Finch returned, as between gaolers, to the torture room. He heard the clock on the landing strike two, and this was echoed in a silvery tone by the French clock in the drawing-room, and in an abrupt metallic voice by the clock on the mantelpiece of the sitting-room. Nicholas took out his large hunting-case watch and looked at it. . . . Ernest looked at his nails. . . . Meg hung over her baby. . . . Maurice dropped into a comfortable chair and began to fill his pipe with his active hand, the disabled one lying, unmoved and smooth, on the leather arm of the chair. Finch, seeing it, felt a sudden morbid envy of it. It was hopelessly injured, neglected, let alone. . . . Renny took the muzzle of one of his spaniels in his lean brown hands, opened it, and examined the healthy white teeth. . . . Piers, in a corner, laughed at Pheasant. . . . Augusta produced a piece of crochet work from a bag, and a long, stabbing crochet-hook. . . . Finch saw them all as torturers.
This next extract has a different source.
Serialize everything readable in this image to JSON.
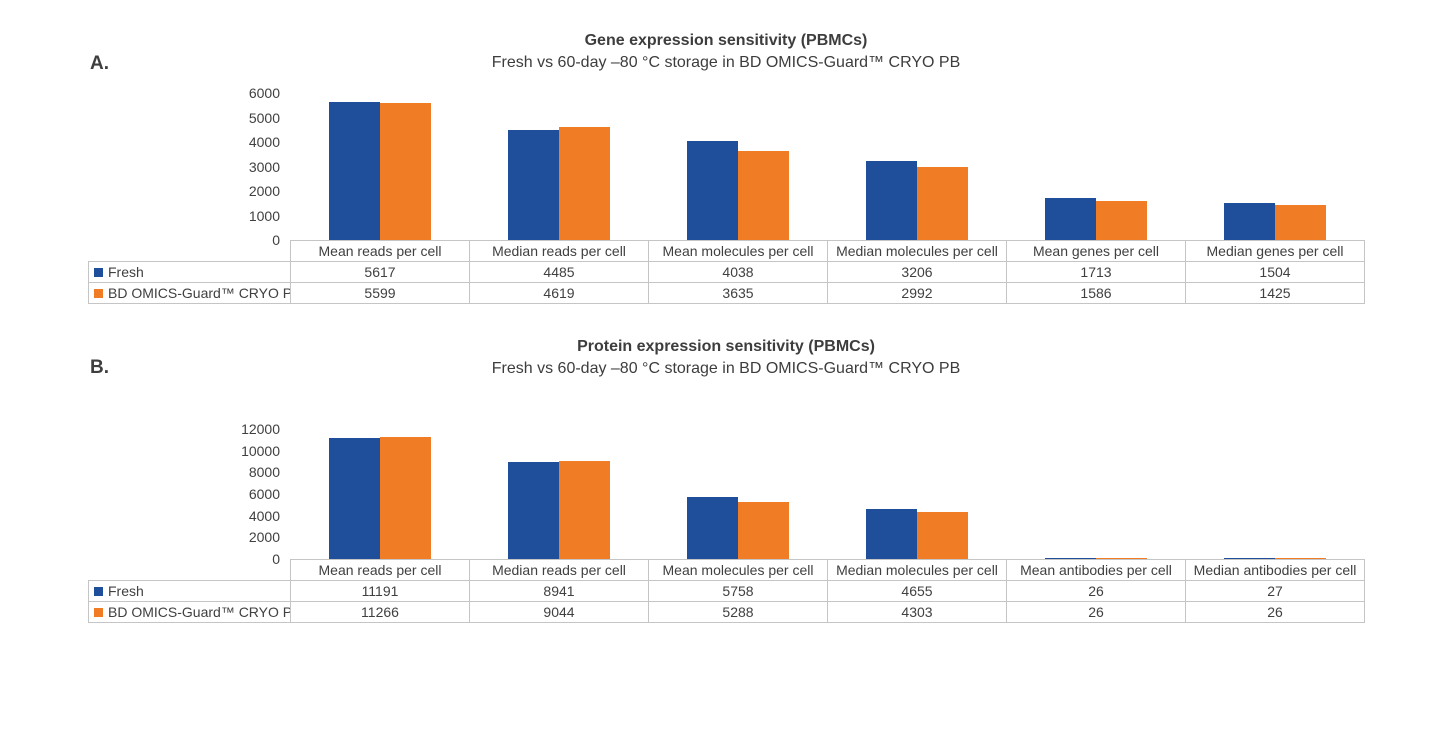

There was Rags, closing the folding doors upon them, seeming to say: "There naow, I leave you to your own devices! Whatever you may gaow through, it's all the sime to me!"

But not yet were they to settle down. A voice came from Grandmother's room, crying: "Nick! Nick! Nick!"

Ernest clapped his hands on his ears.

"Boney!" ejaculated Nicholas, hoarsely. "God, what has come over the bird?"

"He has made up his mind," said Augusta, "to torture us."

Ernest cautiously removed his hands from his ears. "It is unbearable! I don't know what we are going to do about it."

Maurice suggested: "Perhaps it would be better to put him away, as he seems to be out of sorts and all that."

Every blazing glance in the room branded him as an outsider.